I’ve been around the tubes once or twice, seen this great landscape change and morph, the rolling hills of the Wikipedia shinning and glistening with the dew of pure, unrefined information. The supple splendor of the Fark Photoshop contests. The majestic mountains of mammaries in the various red-light districts (so I’ve heard, of course).
For as lovely as the entire experience has been, there are shining examples of just flat out bad decision making.
A few days ago, I stumbled on perhaps the worst thing I have ever seen on the dump truck, and it has been birthed by a company I generally respect considerably. Ms Dewey, a “humanized” front end to the Live.Com search engine, has forever polluted my digital soul, and the aggravation is taking hold. My body begins to heave and expand, my musculature growing at an compounding rate, expanding to the strain my white shirt to the limits of its tensile strength, finally shredding off my body, revealing the newly found green tint to my flesh. My eyes glow with the rage of a million vengeful Inigo Montoyas.
This is the worst website I have ever seen. No joke, no exaggeration, the most abominable experience on a whole I’ve ever had in front of a computer. This is worse than… honestly, I struggle to come up with something so dreadful I wouldn’t mind insulting by comparison.
I navigate the Flaming Canid in the direction of a promised “New sexy search engine”. So far so good, I’m a fan each of those descriptors. Then, I land on the page. “ Ms. Dewey is Loading.. ” 
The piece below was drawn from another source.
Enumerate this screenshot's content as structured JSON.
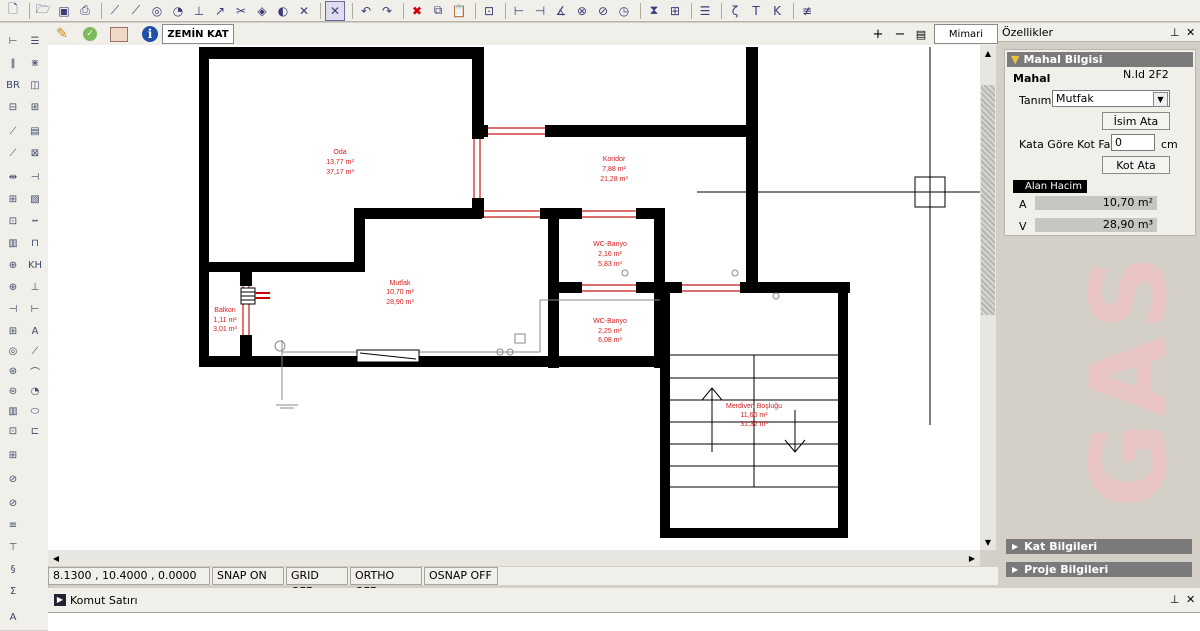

Beg Pardon, Sorry, Missed that. You want me to wait to search? I must load some flash system into my cache, waiting for my opportunity to crawl the Internets. This had better knock my socks off, Google takes about 1/jabillionth of a second to load, and promptly finds precisely what I need.
Then I get the intro.
Again, this is a search engine. There’s an intro. A moderately attractive woman appears on screen, and promptly makes a total ass out of herself. She tries to be funny. She fails. She tries to be cute. She fails. She tries to have a conversation with me through the monitor. It annoys. 30 seconds later, I’m presented with a search box. I vomit profusely all over the keyboard.
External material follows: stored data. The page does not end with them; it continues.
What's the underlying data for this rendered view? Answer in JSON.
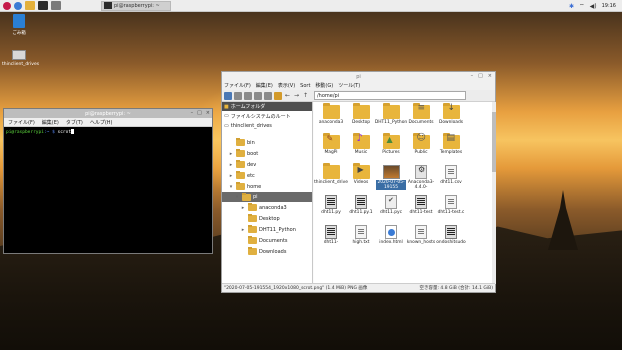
{
  "taskbar": {
    "task_label": "pi@raspberrypi: ~",
    "clock": "19:16"
  },
  "desktop": {
    "icons": [
      {
        "label": "ごみ箱"
      },
      {
        "label": "thinclient_drives"
      }
    ]
  },
  "terminal": {
    "title": "pi@raspberrypi: ~",
    "menu": [
      "ファイル(F)",
      "編集(E)",
      "タブ(T)",
      "ヘルプ(H)"
    ],
    "prompt_user": "pi@raspberrypi",
    "prompt_path": ":~ $",
    "command": "scrot"
  },
  "filemanager": {
    "title": "pi",
    "menu": [
      "ファイル(F)",
      "編集(E)",
      "表示(V)",
      "Sort",
      "移動(G)",
      "ツール(T)"
    ],
    "address": "/home/pi",
    "places": [
      {
        "label": "ホームフォルダ"
      },
      {
        "label": "ファイルシステムのルート"
      },
      {
        "label": "thinclient_drives"
      }
    ],
    "tree": [
      {
        "label": "bin"
      },
      {
        "label": "boot"
      },
      {
        "label": "dev"
      },
      {
        "label": "etc"
      },
      {
        "label": "home"
      },
      {
        "label": "pi"
      },
      {
        "label": "anaconda3"
      },
      {
        "label": "Desktop"
      },
      {
        "label": "DHT11_Python"
      },
      {
        "label": "Documents"
      },
      {
        "label": "Downloads"
      }
    ],
    "files": [
      {
        "label": "anaconda3",
        "icon": "folder"
      },
      {
        "label": "Desktop",
        "icon": "folder"
      },
      {
        "label": "DHT11_Python",
        "icon": "folder"
      },
      {
        "label": "Documents",
        "icon": "folder docs"
      },
      {
        "label": "Downloads",
        "icon": "folder dl"
      },
      {
        "label": "",
        "icon": "none"
      },
      {
        "label": "MagPi",
        "icon": "folder mag"
      },
      {
        "label": "Music",
        "icon": "folder music"
      },
      {
        "label": "Pictures",
        "icon": "folder pic"
      },
      {
        "label": "Public",
        "icon": "folder pub"
      },
      {
        "label": "Templates",
        "icon": "folder tpl"
      },
      {
        "label": "",
        "icon": "none"
      },
      {
        "label": "thinclient_drives",
        "icon": "folder"
      },
      {
        "label": "Videos",
        "icon": "folder vid"
      },
      {
        "label": "2020-07-05-191554_1920x1080_scrot.png",
        "icon": "img",
        "selected": true
      },
      {
        "label": "Anaconda3-4.4.0-Linux-x86_64.sh",
        "icon": "gear"
      },
      {
        "label": "dht11.csv",
        "icon": "doc"
      },
      {
        "label": "",
        "icon": "none"
      },
      {
        "label": "dht11.py",
        "icon": "script"
      },
      {
        "label": "dht11.py.1",
        "icon": "script"
      },
      {
        "label": "dht11.pyc",
        "icon": "check"
      },
      {
        "label": "dht11-test",
        "icon": "script"
      },
      {
        "label": "dht11-test.c",
        "icon": "doc"
      },
      {
        "label": "",
        "icon": "none"
      },
      {
        "label": "dht11-",
        "icon": "script"
      },
      {
        "label": "high.txt",
        "icon": "doc"
      },
      {
        "label": "index.html",
        "icon": "html"
      },
      {
        "label": "known_hosts",
        "icon": "doc"
      },
      {
        "label": "ondoshitsudo",
        "icon": "script"
      }
    ],
    "status_left": "\"2020-07-05-191554_1920x1080_scrot.png\" (1.4 MiB) PNG 画像",
    "status_right": "空き容量: 4.8 GiB (合計: 14.1 GiB)"
  }
}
I solider on, knee deep in the poorly conceived quicksand of “well fuck, we’ve tried everything else”. I enter my search term. As I type, she fidgets above, distracting, talking, laughing. As I type, the animation changes. She makes a humiliating comment about my typing speed, asking me if my hand is broken, or some such nonsense. I begin to scream, shouting profanity at the monitor, at this indexed hussy, this digital shrew.
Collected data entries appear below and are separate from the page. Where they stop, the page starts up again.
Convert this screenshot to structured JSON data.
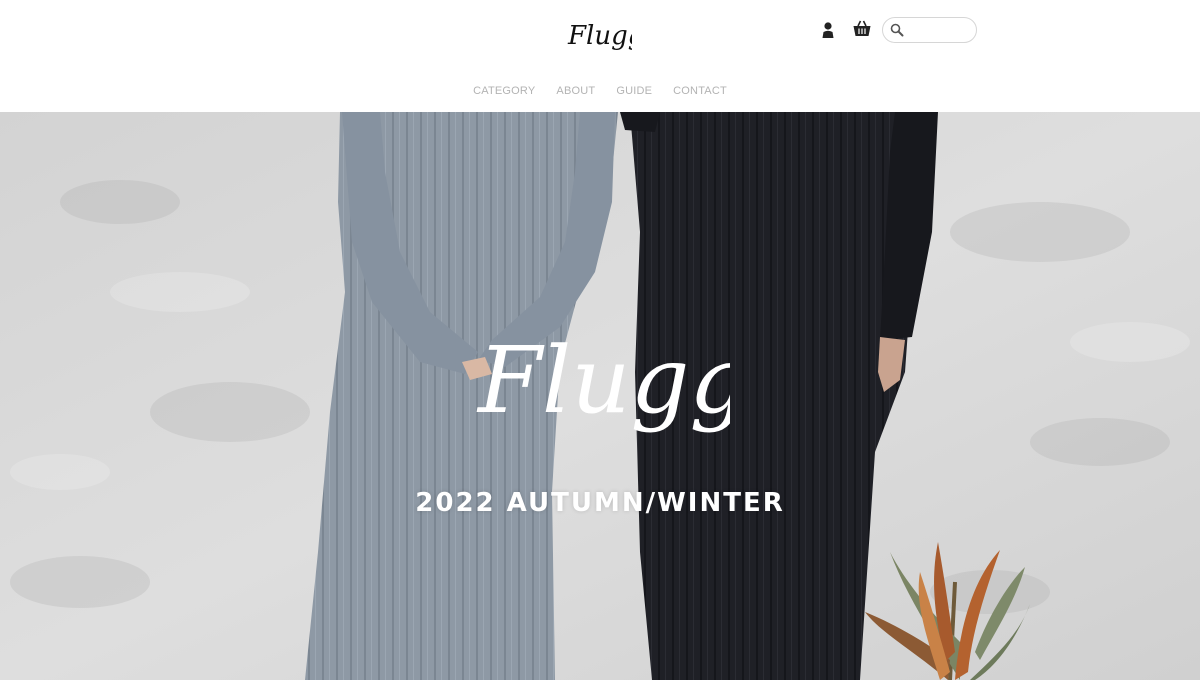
{
  "header": {
    "logo_text": "Flugge",
    "icons": {
      "account": "user-icon",
      "cart": "basket-icon",
      "search": "search-icon"
    },
    "search": {
      "value": "",
      "placeholder": ""
    }
  },
  "nav": {
    "items": [
      {
        "label": "CATEGORY"
      },
      {
        "label": "ABOUT"
      },
      {
        "label": "GUIDE"
      },
      {
        "label": "CONTACT"
      }
    ]
  },
  "hero": {
    "logo_text": "Flugge",
    "tagline": "2022 AUTUMN/WINTER"
  },
  "colors": {
    "nav_text": "#b3b3b3",
    "header_bg": "#ffffff",
    "hero_wall": "#dcdcdc",
    "grey_dress": "#8f9aa6",
    "black_dress": "#1e1f24",
    "hero_text": "#ffffff"
  }
}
I will not be turned away, clearly this entire system has been designed to turn away the riff-raf, those unwilling to muscle through the gag reflex of this fecal experience so far. The results will unquestionably be an elysian field of relevant information, presented in a fashion so revolutionary, so lighting quick, as to revolutionize the world. It has done a background check on me as I hit Search, cross-indexed me with 9 million individually relatable parameters, and extrapolated my favorite color selection, so as to overwhelm me with sweet, sweet information, finally transcending into the material plane to provide me a fresh Cinnabon.
All of this to generate in exact timing with the release of my mouse, the speed with which this will work.
12 seconds later (no joke, 12 seconds), my results fade into view. They are small, hard to read, and the text falls off the edge of the results pane, which is too narrow to show more than 3 full results. The mouse takes flight, embedding itself in the drywall adjacent to my bathroom. I walk over and dislodge it, finally taking comfort in the fact that I can click a link, any link, and be taken away from this travesty, this sulfuric, odious disaster. I click, thankful to be euthanized from this whole process. My target site opens in a new window. In the background, the avatar raps on the “glass” separating us, asking me if I’m still there. I vomit again.
This is THE example of people who flat out don’t get it. They substitute style for substance, screw them both up, and turducken the entire clusterfuck into a totally unusable experience. It takes me an entire minute to execute a search (compared to 5 seconds for Google, or hell, even Live.com), and I get personally insulted by a bad actress in a badly designed system.
Seriously, this makes me so mad I could take the fool behind this concept, stuff him/her full of Branches, and beat them with a ham until they explode in a colorful (albeit bloody) rainfall of delicious.
And when this happens, it will be the best thing to ever happen to the Ms. Dewey experiment.